Many claim the deuterocanonical books should never have been included in the first place, raising doubt about their validity and divine inspiration. Others (including this writer) believe them valid, hence should never have been removed. These books were part of the Bible for nearly 2,000 years, and removed a little more than 100 years ago.

From St. Iraeneus alone there can be no reasonable doubt that the Canon of the Gospel was inalterably fixed in the Church by the last quarter of the Second Century. The Epistles, the Book of Acts, and the Revelation were authoritatively fixed in the canon during synods at Rome in the AD 382 and at Hippo in AD 393.

The authenticity of the scriptures was disputed by Reformers. Luther regarded  Hebrews, James, Jude, and Apocalypse as altogether uncanonical. Zwingli rejected the Apocalypse as uncanonical.

Sixteenth Century scholars, consulting Jewish experts, could not find the deuterocanonical books, including Wisdom, in any survival original Hebrew manuscripts known to those times. However, the Dead Sea Scrolls, dating back to before AD 70  contained parts of the apocrypha books in Hebrew, including Sirach and Tobit [source], which calls this conclusion into severe question.
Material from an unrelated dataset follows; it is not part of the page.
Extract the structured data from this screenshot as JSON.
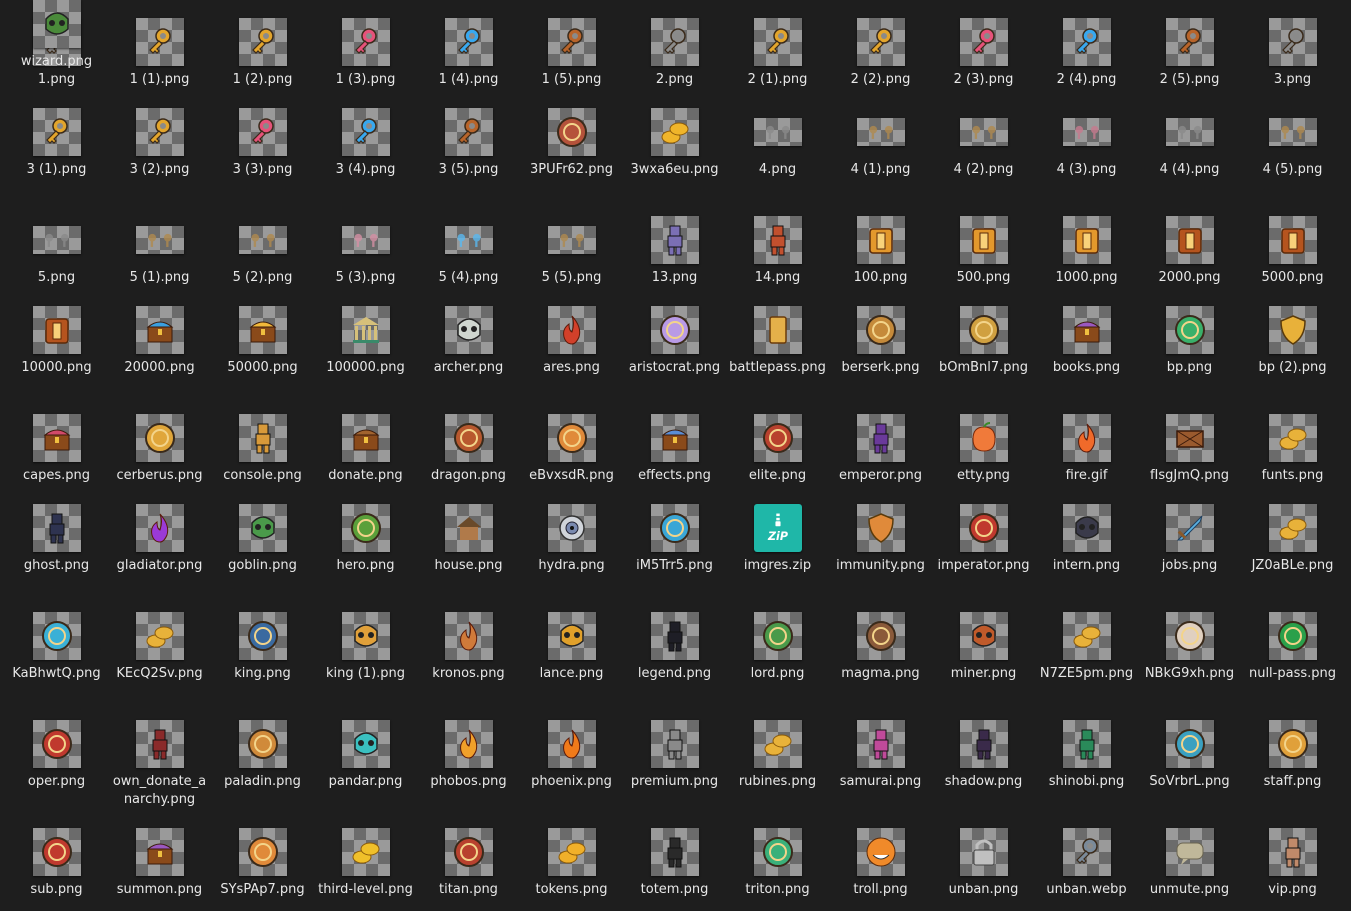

The deuterocanonical books were removed because in part for doctrinal reasons (a passage in Maccabees, for example, seems to support prayers for the dead, hence the Catholic doctrine of Purgatory) and it was convenient for reformers, despite their professed doctrine of Sola Scriptura , to look to extra-scriptural sources, such as the current Jewish scholarly opinion, to edit the scripture so as to remove inconvenient counter-arguments to their various heretical opinions.